Quelle place pour la vidéo dans l'approche e-learning ?
Par Michel Diaz le mardi 22 janvier 2008, 12:02 - Lien permanent
Une fois n'est pas coutume : je fais état plus loin d'une information commerciale reçue par courriel, portant sur une technologie de streaming vidéo à première vue séduisante, et qui nous donne l'occasion de revenir sur le sujet parfois controversé de la place que peut occuper la vidéo dans l'approche e-learning.
Place réduite à la portion congrue...
Si les produits sur étagère peuvent s'enrichir de séquences vidéo, celles-ci sont le plus souvent absentes des contenus que les entreprises mettent à disposition des collaborateurs. Ce n'est pas faute qu'elles puissent disposer d'une banque de vidéos (institutionnelles, métiers, etc.), réalisées en de multiples occasions - à grand renfort de moyens quand il s'agit de l'image que l'entreprise souhaite projeter d'elle-même. Cependant ces vidéos se trouvent sous la responsabilité d'une entité communication, et leur existence en est souvent inconnue des services formation. Même méconnaissance pour les services que peut apporter le studio de production interne (quand il existe) : la grande organisation - c'est un secret de polichinelle - est encore bien cloisonnée, malgré ses efforts pour que l'information circule transversalement. Ce constat ne vaut pas seulement pour les vidéos, il porte aussi sur la plupart des médias dont les contenus e-learning pourraient tirer parti. L'inventaire des médias accessibles dans l'entreprise nous semble une des tâches prioritaires du responsable e-learning (qui en profitera pour faire connaître sa discipline en interne).

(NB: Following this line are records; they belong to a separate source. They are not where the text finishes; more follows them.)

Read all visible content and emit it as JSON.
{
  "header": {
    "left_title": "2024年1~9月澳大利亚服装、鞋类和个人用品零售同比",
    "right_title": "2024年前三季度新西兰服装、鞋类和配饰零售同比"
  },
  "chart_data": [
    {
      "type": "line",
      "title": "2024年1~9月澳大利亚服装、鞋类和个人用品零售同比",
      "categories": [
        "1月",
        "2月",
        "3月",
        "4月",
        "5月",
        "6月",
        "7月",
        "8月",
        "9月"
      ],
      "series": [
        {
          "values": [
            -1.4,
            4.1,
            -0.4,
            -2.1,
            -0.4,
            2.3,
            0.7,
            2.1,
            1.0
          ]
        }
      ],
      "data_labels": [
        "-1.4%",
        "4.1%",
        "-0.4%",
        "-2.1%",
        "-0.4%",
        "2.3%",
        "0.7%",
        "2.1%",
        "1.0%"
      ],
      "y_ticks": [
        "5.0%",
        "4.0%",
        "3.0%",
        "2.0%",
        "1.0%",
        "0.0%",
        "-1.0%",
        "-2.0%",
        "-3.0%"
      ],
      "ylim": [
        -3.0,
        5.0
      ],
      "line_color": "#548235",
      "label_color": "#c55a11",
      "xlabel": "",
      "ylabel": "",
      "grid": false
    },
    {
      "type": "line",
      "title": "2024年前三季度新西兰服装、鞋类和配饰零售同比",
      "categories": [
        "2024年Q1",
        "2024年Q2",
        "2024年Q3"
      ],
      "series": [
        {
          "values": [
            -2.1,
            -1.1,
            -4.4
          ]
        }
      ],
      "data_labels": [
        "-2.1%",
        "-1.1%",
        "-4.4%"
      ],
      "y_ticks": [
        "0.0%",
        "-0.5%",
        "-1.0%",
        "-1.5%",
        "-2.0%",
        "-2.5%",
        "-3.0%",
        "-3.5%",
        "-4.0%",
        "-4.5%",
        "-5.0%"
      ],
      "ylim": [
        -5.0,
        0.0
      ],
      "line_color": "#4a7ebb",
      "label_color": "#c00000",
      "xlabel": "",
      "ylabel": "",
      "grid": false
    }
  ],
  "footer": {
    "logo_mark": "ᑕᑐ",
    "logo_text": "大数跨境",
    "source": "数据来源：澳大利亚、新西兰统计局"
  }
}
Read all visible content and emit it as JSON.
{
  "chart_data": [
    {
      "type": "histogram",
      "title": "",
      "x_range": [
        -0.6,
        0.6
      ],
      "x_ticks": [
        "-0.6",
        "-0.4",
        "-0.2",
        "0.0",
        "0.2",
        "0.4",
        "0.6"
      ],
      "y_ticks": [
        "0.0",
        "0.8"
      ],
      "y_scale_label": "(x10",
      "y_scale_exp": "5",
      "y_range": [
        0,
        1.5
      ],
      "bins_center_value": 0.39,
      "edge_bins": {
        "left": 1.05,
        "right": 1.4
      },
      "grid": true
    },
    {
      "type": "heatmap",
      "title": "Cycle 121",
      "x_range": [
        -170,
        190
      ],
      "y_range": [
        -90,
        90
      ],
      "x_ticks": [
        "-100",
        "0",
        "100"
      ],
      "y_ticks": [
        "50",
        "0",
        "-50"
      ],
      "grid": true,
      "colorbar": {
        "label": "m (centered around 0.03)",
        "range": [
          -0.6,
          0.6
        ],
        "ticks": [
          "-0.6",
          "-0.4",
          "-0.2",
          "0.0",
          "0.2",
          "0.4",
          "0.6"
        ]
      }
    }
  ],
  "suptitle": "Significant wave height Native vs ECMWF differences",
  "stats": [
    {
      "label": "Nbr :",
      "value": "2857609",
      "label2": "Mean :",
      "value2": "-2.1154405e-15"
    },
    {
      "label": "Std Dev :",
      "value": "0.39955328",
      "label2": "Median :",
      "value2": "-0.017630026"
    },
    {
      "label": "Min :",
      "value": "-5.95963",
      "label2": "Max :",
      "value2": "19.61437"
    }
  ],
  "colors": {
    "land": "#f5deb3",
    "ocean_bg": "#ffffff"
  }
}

La place de la vidéo dans les contenus e-learning ne peut que s'accroître sous l'influence de plusieurs facteurs. Nous l'avons souvent évoqué : les jeunes générations qui entrent dans l'entreprise, ont été nourries à la toute présence de la vidéo dont Youtube et Dailymotion sont les emblèmes ; et le net bruisse des usages toujours plus nombreux que les universités américaines font de ces plateformes pour diffuser leurs cours enregistrés en vidéo. N'importe quel particulier peut au reste utiliser ces serveurs pour montrer au plus grand nombre les vidéos prises à chaud avec son téléphone mobile.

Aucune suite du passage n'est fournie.